For those of you in southern Oregon, you will not be remiss in thinking this looks like narrow-minded, parochial Ashlanders trying to quash good things in Medford.  From my vantage point I wonder why the Chancellor’s office suddenly became so opposed to JPR’s plans for the Holly and I don’t think it takes a rocket scientist to connect the dots to the only entity in southern Oregon that has ever voiced opposition to the Holly Theatre.  Holly Position Statement There seems to be no shortage of shortsightedness in some quarters.

There is, however, vision in southern Oregon. Mayor Gary Wheeler and the City of Medford have been incredibly supportive of the Holly (and so, in truth, has the City of Ashland and most of Ashland and other southern Oregon residents).  Only SOU President Mary Cullinan (who originally congratulated JPR on the Holly and the Jefferson Square project) and the Chancellor’s office (generously) appear to be hell-bent on keeping JPR on campus or at least keep it out of Medford.  Not so generously they appear to be set on wrecking one of our region’s most important, and most successful, cultural institutions.  You have to wonder why.

If this mess is allowed to continue there is, I fear, a very good chance that not only will Medford lose the Holly and the Jefferson Square projects, but that southern Oregon and northern California will lose the quality public radio system that it has come to enjoy and expect.

The Holly, something of a dump before JPR, could remain shuttered for years under SOU

Just two months ago more than 1000 people assembled in downtown Medford and cheered the re-lighting of the Holly's brilliant neon signs and the completion of its beautiful façade renovation.

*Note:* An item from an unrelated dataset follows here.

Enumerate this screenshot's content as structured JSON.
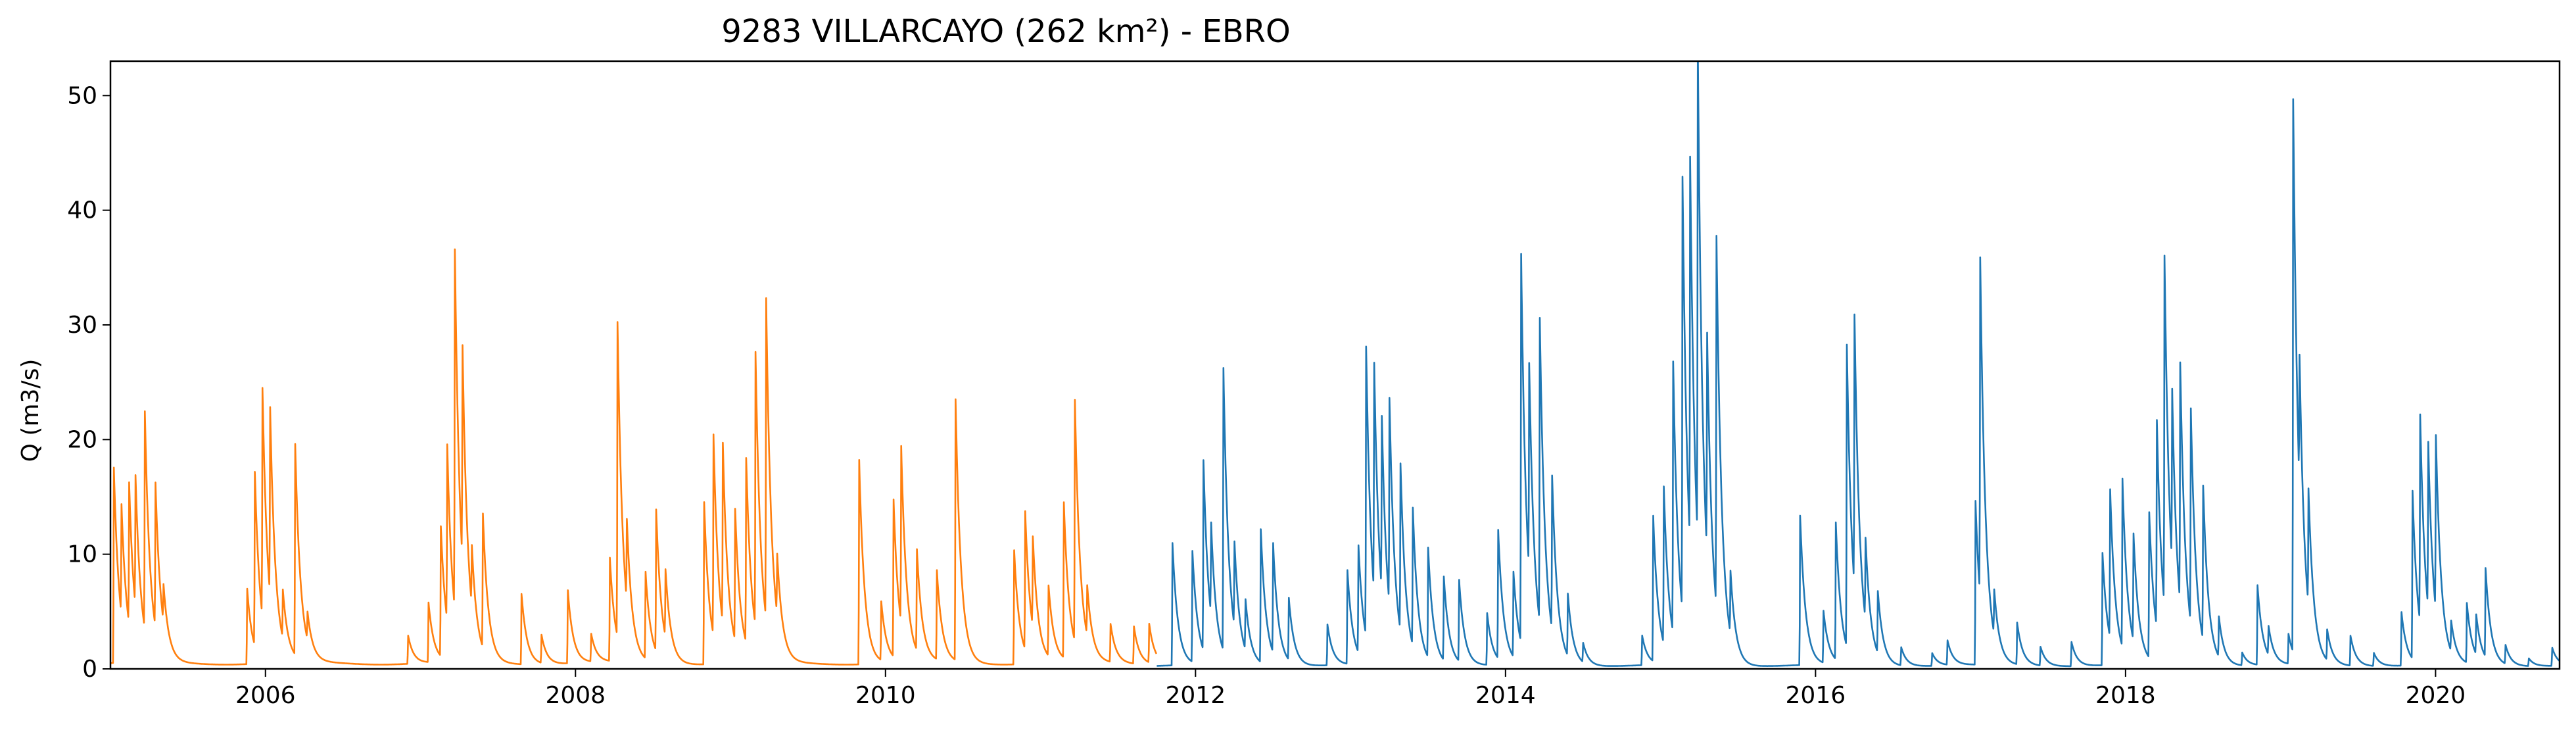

Sometime next week we’ll remove the scaffolding and the truss repairs will be complete, returning occupancy to the Holly auditorium for the first time a decade.  If the Chancellor’s small-minded, short-sighted, unwarranted, and nasty attacks on Medford and the JPR Foundation Board of Directors stand, it will almost certainly be a very long time before anything else good happens at the Holly Theatre.  That would be just one of the serious results of this curious and unfortunate situation.